Miskioğlu's CAREER project builds on this prior work and aims to examine how factors such as prior experience, workplace environment, and personal background influence intuition development and use among practicing engineers. One of the project's core goals is to identify and give voice to different experience pathways that contribute to the development of intuitive problem solving — especially those experiences that may be overlooked in traditional engineering education and hiring models. This includes recognizing personal or "non-traditional" experiences as valuable contributors to problem-solving skill development.
Ultimately, Miskioğlu aspires to bring new insights from engineering practice into engineering education while expanding the conversation around intuition as a problem-solving skill and the role of different experiential pathways.
To this end, a second aim of her work is to investigate the perspectives of faculty and industry recruiters around how problem-solving skills are developed, and what skills or experiences are valued. Further insight into this audience will support Miskioğlu's efforts to expand conversations on intuition in engineering by allowing her to more directly address this audience, who often act as gatekeepers of the engineering profession.
"We're trying to break down the myth that intuition is something magical or innate," Miskioğlu says. "It's a problem-solving tool — one that can and should be cultivated.

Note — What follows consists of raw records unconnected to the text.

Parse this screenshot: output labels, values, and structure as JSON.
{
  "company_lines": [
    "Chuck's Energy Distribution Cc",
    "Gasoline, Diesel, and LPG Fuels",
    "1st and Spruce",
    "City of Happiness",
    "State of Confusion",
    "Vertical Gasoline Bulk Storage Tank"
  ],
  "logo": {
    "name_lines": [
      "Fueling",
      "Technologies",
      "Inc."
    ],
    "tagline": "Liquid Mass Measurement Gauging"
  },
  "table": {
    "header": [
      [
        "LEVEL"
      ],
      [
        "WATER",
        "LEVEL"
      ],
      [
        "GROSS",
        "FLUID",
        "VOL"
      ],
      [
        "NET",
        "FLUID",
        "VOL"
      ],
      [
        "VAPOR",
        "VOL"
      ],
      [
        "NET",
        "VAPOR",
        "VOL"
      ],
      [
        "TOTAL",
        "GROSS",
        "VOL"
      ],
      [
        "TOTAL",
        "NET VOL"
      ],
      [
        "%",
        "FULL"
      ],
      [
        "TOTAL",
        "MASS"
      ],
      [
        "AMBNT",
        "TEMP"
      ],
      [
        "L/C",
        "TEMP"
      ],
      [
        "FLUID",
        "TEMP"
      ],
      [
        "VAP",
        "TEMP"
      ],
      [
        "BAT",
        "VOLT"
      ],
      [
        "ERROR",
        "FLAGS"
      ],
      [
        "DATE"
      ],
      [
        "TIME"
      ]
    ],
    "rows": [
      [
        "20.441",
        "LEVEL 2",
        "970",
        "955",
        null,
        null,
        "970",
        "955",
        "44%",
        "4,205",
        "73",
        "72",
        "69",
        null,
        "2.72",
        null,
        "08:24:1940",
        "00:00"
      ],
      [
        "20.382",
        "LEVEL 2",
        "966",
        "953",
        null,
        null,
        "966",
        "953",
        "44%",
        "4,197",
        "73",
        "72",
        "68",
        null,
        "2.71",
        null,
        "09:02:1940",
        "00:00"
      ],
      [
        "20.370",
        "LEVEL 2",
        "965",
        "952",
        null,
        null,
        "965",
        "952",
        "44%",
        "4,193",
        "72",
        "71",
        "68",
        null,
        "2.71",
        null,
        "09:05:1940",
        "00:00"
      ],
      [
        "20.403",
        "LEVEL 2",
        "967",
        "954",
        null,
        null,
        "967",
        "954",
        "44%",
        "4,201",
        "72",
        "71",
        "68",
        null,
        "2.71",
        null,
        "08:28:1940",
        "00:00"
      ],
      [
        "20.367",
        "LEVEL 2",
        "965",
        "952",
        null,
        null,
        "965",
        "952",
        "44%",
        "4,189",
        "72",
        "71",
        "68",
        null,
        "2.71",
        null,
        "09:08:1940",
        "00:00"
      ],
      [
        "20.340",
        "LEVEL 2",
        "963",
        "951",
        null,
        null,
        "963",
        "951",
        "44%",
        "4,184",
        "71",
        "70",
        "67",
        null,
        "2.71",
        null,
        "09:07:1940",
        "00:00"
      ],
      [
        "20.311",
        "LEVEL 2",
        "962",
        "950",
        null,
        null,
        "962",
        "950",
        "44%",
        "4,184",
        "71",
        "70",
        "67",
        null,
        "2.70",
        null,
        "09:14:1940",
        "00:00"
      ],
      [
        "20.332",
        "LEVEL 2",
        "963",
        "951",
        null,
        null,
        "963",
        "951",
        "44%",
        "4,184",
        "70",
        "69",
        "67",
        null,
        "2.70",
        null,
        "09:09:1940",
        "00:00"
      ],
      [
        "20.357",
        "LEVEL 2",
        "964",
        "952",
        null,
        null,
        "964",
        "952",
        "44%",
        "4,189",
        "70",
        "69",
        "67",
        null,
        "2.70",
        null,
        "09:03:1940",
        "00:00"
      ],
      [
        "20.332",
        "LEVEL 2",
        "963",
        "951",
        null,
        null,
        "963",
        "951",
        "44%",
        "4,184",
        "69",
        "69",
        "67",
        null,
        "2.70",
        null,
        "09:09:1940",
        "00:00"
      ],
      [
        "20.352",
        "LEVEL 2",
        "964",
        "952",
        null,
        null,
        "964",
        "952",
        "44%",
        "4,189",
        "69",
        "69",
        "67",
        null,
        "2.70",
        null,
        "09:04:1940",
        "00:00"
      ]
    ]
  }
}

Our findings may help reshape how engineering educators think about teaching problem solving and preparing students for real-world ambiguity."
Miskioğlu is recruiting a post-doctoral research associate and will again involve undergraduate students in the work. She has also formed an international advisory board to guide the project and support its broader impact efforts.
The NSF award, which began in April, is Miskioğlu's fourth from the agency and further positions her as a national leader in engineering education.
"I don't argue that intuition is the solution to everything," she says. "But understanding when and how to use it — and how it develops — gives us an important edge in solving real-world problems."